I don’t even know what flew under the range or the fridge or rolled into the living room.  I’m not sure I care.

 

I made a 4th cup of coffee, even tho’ my limit is 3/day.  Desperate times (pandemic or spilled junk drawer) allow for desperate measures, and aren’t we limited enough already?!  I even poured whipping cream in for additional comfort, and sat down amidst all the contents of my “junk drawer” to methodically decide what to keep and what to pitch.

 

QUIT trying to control, I said to myself, loudly enough to make the cat jump.

You’ve survived this far on a restricted budget.  You’ve mastered life with a tightened belt.  Buy the damn pencils.

Friendships that have long since lost their juice will not revive without a great deal of effort.  Choose wisely.

It’s okay to stock-pile Post-Its.  I’m allowed my ideosyncrasies and all the other things that make me me.  I am keeping the second junk drawer!

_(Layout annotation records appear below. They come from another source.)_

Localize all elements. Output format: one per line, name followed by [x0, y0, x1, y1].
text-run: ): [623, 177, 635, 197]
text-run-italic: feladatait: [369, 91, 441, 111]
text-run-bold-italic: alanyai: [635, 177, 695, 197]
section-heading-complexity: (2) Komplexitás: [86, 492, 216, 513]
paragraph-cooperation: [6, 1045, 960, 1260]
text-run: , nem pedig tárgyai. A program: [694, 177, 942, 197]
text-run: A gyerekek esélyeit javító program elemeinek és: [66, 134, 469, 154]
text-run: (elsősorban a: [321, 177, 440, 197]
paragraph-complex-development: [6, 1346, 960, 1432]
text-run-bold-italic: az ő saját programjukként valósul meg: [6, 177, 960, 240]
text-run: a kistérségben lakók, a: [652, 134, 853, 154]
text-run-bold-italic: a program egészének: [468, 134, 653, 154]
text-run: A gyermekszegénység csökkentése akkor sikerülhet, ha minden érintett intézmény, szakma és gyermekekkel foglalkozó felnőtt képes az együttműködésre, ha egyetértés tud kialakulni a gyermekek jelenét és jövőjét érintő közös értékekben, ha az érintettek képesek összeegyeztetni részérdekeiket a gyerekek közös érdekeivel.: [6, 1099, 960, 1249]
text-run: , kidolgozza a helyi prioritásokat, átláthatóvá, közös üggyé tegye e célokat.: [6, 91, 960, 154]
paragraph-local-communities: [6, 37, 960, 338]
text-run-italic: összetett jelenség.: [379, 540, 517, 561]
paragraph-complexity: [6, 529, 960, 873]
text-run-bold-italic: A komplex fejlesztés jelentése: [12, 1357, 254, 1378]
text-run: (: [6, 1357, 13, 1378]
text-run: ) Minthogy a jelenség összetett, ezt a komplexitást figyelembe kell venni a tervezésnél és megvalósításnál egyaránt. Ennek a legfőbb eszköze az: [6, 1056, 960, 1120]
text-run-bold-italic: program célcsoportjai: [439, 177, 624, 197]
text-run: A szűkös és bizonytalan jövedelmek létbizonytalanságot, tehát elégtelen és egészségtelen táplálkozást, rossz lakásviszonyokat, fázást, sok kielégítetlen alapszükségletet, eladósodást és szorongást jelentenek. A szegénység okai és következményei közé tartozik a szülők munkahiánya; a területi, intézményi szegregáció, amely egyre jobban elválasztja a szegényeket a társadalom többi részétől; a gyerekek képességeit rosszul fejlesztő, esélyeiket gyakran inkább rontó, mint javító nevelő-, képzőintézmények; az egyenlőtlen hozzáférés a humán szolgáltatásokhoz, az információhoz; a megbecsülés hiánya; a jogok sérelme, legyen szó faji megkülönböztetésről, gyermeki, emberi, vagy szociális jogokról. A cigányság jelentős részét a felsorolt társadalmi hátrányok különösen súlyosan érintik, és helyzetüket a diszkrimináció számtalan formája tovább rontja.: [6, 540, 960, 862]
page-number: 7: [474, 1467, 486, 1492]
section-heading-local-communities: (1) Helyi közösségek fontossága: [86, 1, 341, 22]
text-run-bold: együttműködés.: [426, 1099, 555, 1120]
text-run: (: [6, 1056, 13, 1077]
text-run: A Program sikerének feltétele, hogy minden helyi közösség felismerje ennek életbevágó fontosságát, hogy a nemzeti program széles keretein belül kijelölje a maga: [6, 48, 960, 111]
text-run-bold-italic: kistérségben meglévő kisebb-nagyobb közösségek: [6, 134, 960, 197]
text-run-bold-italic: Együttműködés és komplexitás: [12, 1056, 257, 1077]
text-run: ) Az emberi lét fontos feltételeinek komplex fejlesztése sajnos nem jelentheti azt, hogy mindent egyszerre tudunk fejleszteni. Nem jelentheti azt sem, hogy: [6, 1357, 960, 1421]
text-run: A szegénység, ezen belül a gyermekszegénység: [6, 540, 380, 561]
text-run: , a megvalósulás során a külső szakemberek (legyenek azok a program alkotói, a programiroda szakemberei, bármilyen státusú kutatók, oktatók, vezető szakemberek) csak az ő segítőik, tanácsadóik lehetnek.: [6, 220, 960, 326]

All the stuff under the fridge or range or wherever it landed –  I’ll deal with that when it arises.  Or not.

 

How will you organize your “junk drawer?”

 

More importantly, stay safe!

4 Replies to “Junk Drawer as Metaphor”

  1. Kira! So nice to see you here. What a pleasant surprise. Maybe you’ve started sorting by now? Seems you did a major sort by getting off Twitter, no? I admit I still go there every day. I hope you are navigating this craziness without a lot of stress. Stay well. Hope to see you again.

    Best wishes!

    Jesse

  2. Oh how I’ve missed your writing! I haven’t been on twitter in over five years I think! Oh how time truly flies. This post hit close to home for sure! I think with this new normal and state of being we can all take time to revisit, sort our junk drawers. I have plenty! I simply need to start. Not sure why I haven’t. I have nothing but time on my hands. It may be a fun undertaking as I don’t fully know what’s piled within each drawer. Maybe I am also fearful on their contents as I am unsure what I stored deep down. Your post is the reminder needed to start. I can go at my own pace, and be kind to self through the process. I can hold onto what I want and let go of things no longer serving a purpose. I hope you are well & your troop. I will plan to stop by more often. I miss and appreciate your posts.

    Stay safe! Take care!

    Kira

  3. Lynn,

    We’ve all been forced to prioritize because of this. Some may find it more difficult than others. I suspect you had your priorities in line all along. 🙂

    I trust you and your dear ones are healthy and close.

    Thinking of you.

  4. Love this! Love you! This whole experience has caused me to whittle down life to its most essential, precious pieces: beloved family, beloved friends, the provision of food, shelter, and kindness—I am so grateful for deep breaths and deep sighs of peace. Thank you for your beautiful words!